Outra das preocupações foi o contacto com os autores de guias de viagem (ver caixa), de forma a garantir a entrada de Portugal ou o alargamento do espaço dedicado ao País. Peabody contacta, por exemplo, a Doubleday and Co., uma das maiores editoras de livros de viagens, que envia um autor a Portugal especificamente para o efeito. É de notar que Salazar tinha abertura para cola-
borar nestes esforços: Lawton Mackall, o autor do guia, veio a Portugal em 1952 e “foi recebido por Sua Excelência o Presidente do Conselho”. O resultado, segundo a empresa (não é clara a fonte, mas é crível que tenham sido as próprias autoridades portuguesas a fornecer os números), foi sensível: o número de turistas americanos entrados em Portugal rondava os 6.500 no fim da década de 40, passou a 11.385 no primeiro ano da Peabody (1951) e chegou aos 30.700 em 1955. Foi também a Doubleday a editar, por sua vez, o livro do casal
Armstrong Fátima, A Pilgrimage to Peace (Fátima, uma peregrinação à paz): Fátima era um conteúdo transversal de toda a acção de propaganda da Peabody. Entrava nos guias de viagem, como entrava nos artigos na imprensa, em conteúdos para distribuição especificamente em meios católicos, em livros promovidos pela empresa, e até no filme, produzido pela Warner Brothers, O milagre de Nossa Senhora de Fátima. A Peabody sugeriu a ideia, colaborou no guarda-roupa e na “preparação, montagem e publicidade do filme”, e ainda trouxe a Portugal dois operadores de câmara para filmar o encerramento do Ano Santo em Fátima. Pode sempre admitir-se que George Peabody tenha exagerado, e que tome como efeito da sua acção um interesse que pudesse ter sido genuíno por temas portugueses. Mas também há pontos em que não só não exagera, como fica até aquém da realidade. Uma das suas iniciativas foi contactar Richard Pahlman, um dos decoradores da moda em Nova Iorque. Peabody apenas refere que se colaborou “com o senhor Pahlman e com a revista House and Garden numa exposição baseada em motivos portugueses” a que junta a organização de uma “grande exposição para venda” com artefactos de inspiração portuguesa criados pelo decorador. Mas a investigação de Vasco Ribeiro permitiu concretizar os pormenores. A tal exposição foi um portuguese bazaar, ou bazar português, no Macy’s, um dos grandes armazéns de Nova Iorque. O portuguese bazaar consistiu num andar modelo decorado com tudo o que era português: “Mobiliário, tapeçarias e toda a sorte de artigos de decoração, não faltando os azulejos, as cestas de vime, a cama estilo Queen Anne, os pratos-couve Bordallo Pinheiro e o galo de Barcelos”, escreve Vasco Ribeiro.

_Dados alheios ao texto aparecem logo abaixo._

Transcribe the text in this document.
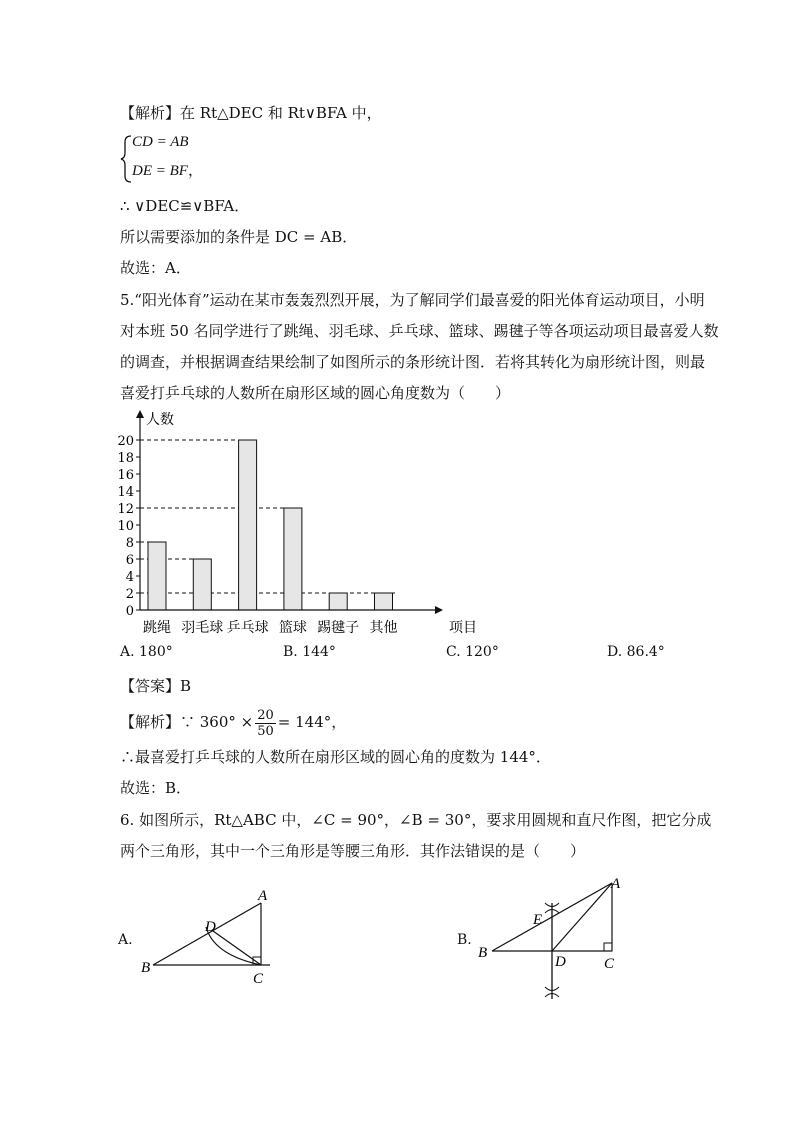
【解析】在 Rt△DEC 和 Rt∨BFA 中，
CD = AB
DE = BF，
∴ ∨DEC≌∨BFA．
所以需要添加的条件是 DC = AB．
故选：A．
5.“阳光体育”运动在某市轰轰烈烈开展，为了解同学们最喜爱的阳光体育运动项目，小明
对本班 50 名同学进行了跳绳、羽毛球、乒乓球、篮球、踢毽子等各项运动项目最喜爱人数
的调查，并根据调查结果绘制了如图所示的条形统计图．若将其转化为扇形统计图，则最
喜爱打乒乓球的人数所在扇形区域的圆心角度数为（　　）
跳绳 羽毛球 乒乓球 篮球 踢毽子 其他
0
2
4
6
8
10
12
14
16
18
20
人数
项目
A. 180°	B. 144°	C. 120°	D. 86.4°
【答案】B
【解析】∵ $360^\circ \times \frac{20}{50} = 144^\circ$，
∴最喜爱打乒乓球的人数所在扇形区域的圆心角的度数为 144°．
故选：B．
6. 如图所示，Rt△ABC 中，∠C = 90°，∠B = 30°，要求用圆规和直尺作图，把它分成
两个三角形，其中一个三角形是等腰三角形．其作法错误的是（　　）
A.
A
B
C
D
B.
A
B
C
D
E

Saiu na Vogue. Pahlman criou ainda uma linha de pequenos objectos decorativos de porcelana, com motivos tão portugueses como o carro de bois e os pescadores da Nazaré, e que estiveram à venda no Macy’s.
O fim da colaboração
O início, ou a inspiração, tinha afinal sido mais uma das viagens patrocinadas por Peabody, em 1952, e de seis semanas. Pahlman visitou Portugal pelo menos mais duas vezes em colaboração com SNI. “E genuinamente gostou do País, isso é visível em artigos posteriores e até no seu livro mais importante, The Pahlman Book ofInteriorDesign”, em que há referências a Portugal, aponta Vasco Ribeiro. A partir de certo ponto, as coisas funcionam por si e é impossível traçar a fronteira entre o que foi directamente determinado pela campanha ou não. No início da década de 60, já não bastava uma campanha de relações públicas para salvar a face externa do regime. Politicamente, o colonialismo colocava o Estado Novo sob uma luz cada vez menos favorável. A guerra colonial começa em 1961, em Angola, e a queda de Goa avizinha-se. Peabody, curiosamente, parece perceber os novos ventos políticos. Após uma viagem que faz ao estrangeiro escreve a Salazar com um dado estritamente político, contando-lhe que teve a informação diplomática de que a invasão da última possessão portuguesa na Índia está iminente. A imagem do regime deteriora-se. Talvez por isso, e a conselho de Theotónio Pereira, a Peabody acaba dispensada. Seria substituída pela Selvage and Lee, pondo-se fim a 11 anos de colaboração. Mas o regime aprendera a lição: nunca mais deixou de recorrer a agências de relações públicas americanas.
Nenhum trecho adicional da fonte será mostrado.